Tempi stretti, perché il bubbone scoppiato all'inizio di quest'anno all'interno della Procura della Repubblica di Milano non può essere lasciato aperto troppo a lungo senza che torti e ragioni siano chiariti. Così la Corte d'appello di Brescia ha fissato con procedura di urgenza il processo d'appello a uno dei protagonisti del caso che ha squassato l'ex tempio di Mani Pulite: il pubblico ministero Paolo Storari, che dopo essere entrato in rotta di collisione con i vertici dell'ufficio - il capo Francesco Greco e il suo vice Fabio De Pasquale - sulla gestione dei verbali del pentito Piero Amara sulla «loggia Ungheria» decise di consegnarne per vie brevi una copia informale a Piercamillo Davigo, allora membro del Consiglio superiore della magistratura.
In primo grado Storari, dopo avere chiesto di essere giudicato con rito abbreviato, è stato assolto per mancanza dell'elemento psicologico del reato: in sostanza, era convinto di agire all'interno delle norme, essendo Davigo - come componente del Csm - abilitato anche a ricevere atti coperti da segreto. Ma la Procura della Repubblica di Brescia ha fatto ricorso contro l'assoluzione del collega. E la Corte d'appello, benché gravata da numerosi processi, ha stabilito una corsia preferenziale: il processo a Storari è stato fissato per il prossimo 4 ottobre, poche settimane dopo la fine della pausa feriale della attività.
Inizialmente era sembrato che la Procura bresciana - che nel corso del primo processo aveva chiesto la condanna di Storari a sei mesi di carcere per rivelazione di segreto d'ufficio - non intendesse impugnare l'assoluzione del pm milanese. Invece, dopo avere letto e riletto le complesse motivazioni della assoluzione firmata dal giudice Federico Brugnara, il pm bresciano Donato Greco (solo con la sua firma, e non con quella del suo capo Francesco Prete) ha deciso di ricorrere. Storari è colpevole, dice il ricorso, lui stesso ha ammesso di avere consegnato i verbali a Davigo e la sua ignoranza delle norme non può essere invocata come scusante: specie trattandosi di un magistrato. Da parte sua il difensore di Storari, Paolo Della Sala, ha depositato una memoria difendendo la sentenza di assoluzione e segnalando che semmai la motivazione poteva essere ancora più ampia, «il fatto non sussiste».
Resta il fatto che Storari torna sotto tiro, e la sua sorte torna ad incrociarsi con quella di Davigo, che invece ha scelto la strada del processo ordinario, con udienze pubbliche che hanno già riservato squarci illuminanti sulla vita interna del Csm: come la testimonianza di David Ermini, che del Csm è vicepresidente, e che ha ammesso di avere ricevuto i verbali a sua volta da Davigo ma di averli distrutti senza leggerli, salvo precipitarsi a raccontare tutto al presidente della Repubblica.

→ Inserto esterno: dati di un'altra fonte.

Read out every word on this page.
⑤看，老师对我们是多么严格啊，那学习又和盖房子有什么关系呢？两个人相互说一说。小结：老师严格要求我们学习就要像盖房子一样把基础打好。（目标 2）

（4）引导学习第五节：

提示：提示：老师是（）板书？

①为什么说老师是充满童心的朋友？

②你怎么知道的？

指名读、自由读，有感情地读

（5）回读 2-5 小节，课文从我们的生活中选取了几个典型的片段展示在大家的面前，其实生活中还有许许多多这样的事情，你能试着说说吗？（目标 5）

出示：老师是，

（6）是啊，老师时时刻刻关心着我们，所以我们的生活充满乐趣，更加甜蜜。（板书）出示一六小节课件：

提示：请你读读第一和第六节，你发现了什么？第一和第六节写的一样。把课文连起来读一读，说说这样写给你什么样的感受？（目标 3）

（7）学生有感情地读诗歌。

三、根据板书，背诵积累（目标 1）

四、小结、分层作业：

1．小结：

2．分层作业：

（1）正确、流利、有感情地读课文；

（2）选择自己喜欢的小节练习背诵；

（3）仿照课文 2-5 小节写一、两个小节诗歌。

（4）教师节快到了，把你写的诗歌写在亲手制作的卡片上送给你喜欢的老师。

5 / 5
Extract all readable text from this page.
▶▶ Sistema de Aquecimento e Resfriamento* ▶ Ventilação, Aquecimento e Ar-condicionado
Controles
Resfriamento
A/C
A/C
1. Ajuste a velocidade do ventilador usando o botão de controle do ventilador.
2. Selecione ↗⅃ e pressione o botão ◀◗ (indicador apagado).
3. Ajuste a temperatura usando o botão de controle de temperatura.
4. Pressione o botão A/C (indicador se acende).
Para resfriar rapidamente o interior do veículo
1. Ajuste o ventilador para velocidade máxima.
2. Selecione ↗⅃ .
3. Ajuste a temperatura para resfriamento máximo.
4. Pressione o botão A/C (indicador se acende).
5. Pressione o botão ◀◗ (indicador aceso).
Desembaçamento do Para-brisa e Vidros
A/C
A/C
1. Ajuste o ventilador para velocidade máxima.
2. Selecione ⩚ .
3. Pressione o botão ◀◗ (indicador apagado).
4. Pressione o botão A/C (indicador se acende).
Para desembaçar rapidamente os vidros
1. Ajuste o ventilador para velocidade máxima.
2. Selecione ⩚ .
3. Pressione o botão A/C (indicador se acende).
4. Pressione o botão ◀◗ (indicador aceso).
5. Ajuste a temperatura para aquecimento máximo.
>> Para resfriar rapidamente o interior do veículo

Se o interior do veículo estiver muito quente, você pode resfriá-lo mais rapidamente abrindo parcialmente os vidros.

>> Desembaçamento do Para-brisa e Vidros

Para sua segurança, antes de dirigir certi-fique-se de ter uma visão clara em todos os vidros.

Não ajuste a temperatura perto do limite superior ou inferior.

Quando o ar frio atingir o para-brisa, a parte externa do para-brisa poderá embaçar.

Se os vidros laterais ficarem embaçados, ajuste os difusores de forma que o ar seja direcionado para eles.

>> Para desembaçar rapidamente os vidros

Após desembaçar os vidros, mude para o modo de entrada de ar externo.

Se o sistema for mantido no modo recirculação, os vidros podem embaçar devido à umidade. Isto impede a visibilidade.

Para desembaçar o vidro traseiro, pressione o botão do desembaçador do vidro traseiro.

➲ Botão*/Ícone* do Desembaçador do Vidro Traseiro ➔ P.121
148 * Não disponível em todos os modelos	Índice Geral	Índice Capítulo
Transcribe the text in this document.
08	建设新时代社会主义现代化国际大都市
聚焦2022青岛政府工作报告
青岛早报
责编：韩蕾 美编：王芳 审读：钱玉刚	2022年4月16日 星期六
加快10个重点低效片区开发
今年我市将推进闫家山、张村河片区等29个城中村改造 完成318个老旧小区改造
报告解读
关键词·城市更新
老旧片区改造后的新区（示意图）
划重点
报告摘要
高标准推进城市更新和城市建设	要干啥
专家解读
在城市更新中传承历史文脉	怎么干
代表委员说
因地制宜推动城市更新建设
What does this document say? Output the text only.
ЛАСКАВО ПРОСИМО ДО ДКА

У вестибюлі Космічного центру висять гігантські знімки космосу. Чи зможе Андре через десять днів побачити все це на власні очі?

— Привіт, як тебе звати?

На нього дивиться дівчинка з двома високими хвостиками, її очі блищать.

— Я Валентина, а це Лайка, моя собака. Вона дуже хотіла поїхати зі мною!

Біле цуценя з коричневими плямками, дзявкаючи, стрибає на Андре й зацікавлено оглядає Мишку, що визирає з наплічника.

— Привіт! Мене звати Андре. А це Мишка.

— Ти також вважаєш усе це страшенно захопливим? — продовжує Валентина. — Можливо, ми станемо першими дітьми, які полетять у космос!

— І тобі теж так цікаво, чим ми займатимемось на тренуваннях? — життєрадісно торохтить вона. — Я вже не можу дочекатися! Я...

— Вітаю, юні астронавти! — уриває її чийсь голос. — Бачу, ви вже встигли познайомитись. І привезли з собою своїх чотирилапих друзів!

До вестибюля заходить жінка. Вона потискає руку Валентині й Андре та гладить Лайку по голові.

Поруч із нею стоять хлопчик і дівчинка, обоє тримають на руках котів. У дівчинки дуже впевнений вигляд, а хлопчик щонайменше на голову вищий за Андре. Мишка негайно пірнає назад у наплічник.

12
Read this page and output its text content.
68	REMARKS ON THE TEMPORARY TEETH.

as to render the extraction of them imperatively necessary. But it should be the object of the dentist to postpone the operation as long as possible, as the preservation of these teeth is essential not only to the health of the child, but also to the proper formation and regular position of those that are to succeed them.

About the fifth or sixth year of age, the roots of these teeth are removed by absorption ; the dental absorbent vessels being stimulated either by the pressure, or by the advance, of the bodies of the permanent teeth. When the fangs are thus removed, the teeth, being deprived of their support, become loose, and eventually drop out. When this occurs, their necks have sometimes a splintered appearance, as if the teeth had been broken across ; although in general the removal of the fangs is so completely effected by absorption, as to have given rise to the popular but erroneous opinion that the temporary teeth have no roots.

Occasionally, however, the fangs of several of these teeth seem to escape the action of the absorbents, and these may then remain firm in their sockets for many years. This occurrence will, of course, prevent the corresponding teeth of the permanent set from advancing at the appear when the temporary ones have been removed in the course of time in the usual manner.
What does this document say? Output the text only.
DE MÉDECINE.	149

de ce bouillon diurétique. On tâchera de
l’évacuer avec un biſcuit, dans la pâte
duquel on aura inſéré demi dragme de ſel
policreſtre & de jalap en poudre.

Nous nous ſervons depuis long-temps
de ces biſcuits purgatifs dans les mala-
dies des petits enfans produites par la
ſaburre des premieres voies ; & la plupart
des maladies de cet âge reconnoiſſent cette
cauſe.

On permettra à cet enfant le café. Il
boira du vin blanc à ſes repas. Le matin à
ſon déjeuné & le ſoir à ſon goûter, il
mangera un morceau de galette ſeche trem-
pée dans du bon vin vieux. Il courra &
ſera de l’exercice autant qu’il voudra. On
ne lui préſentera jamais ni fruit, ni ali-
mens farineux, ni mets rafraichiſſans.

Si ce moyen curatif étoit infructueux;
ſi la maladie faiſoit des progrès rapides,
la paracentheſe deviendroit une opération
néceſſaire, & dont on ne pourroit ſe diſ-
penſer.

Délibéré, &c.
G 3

Nel frattempo altri tasselli si sono aggiunti al quadro già sufficientemente complesso. La Procura bresciana ha chiesto il processo anche a carico di Fabio De Pasquale, il procuratore aggiunto che Storari ha sempre indicato come il principale responsabile dell'insabbiamento dei verbali di Amara sulla loggia Ungheria.
Che nel frattempo sono approdati a Perugia, dove la Procura ha chiesto l'archiviazione di tutta la faccenda: non perché ci sia la certezza che la loggia non esisteva, ma perché le dichiarazioni di Amara non hanno trovato conferme.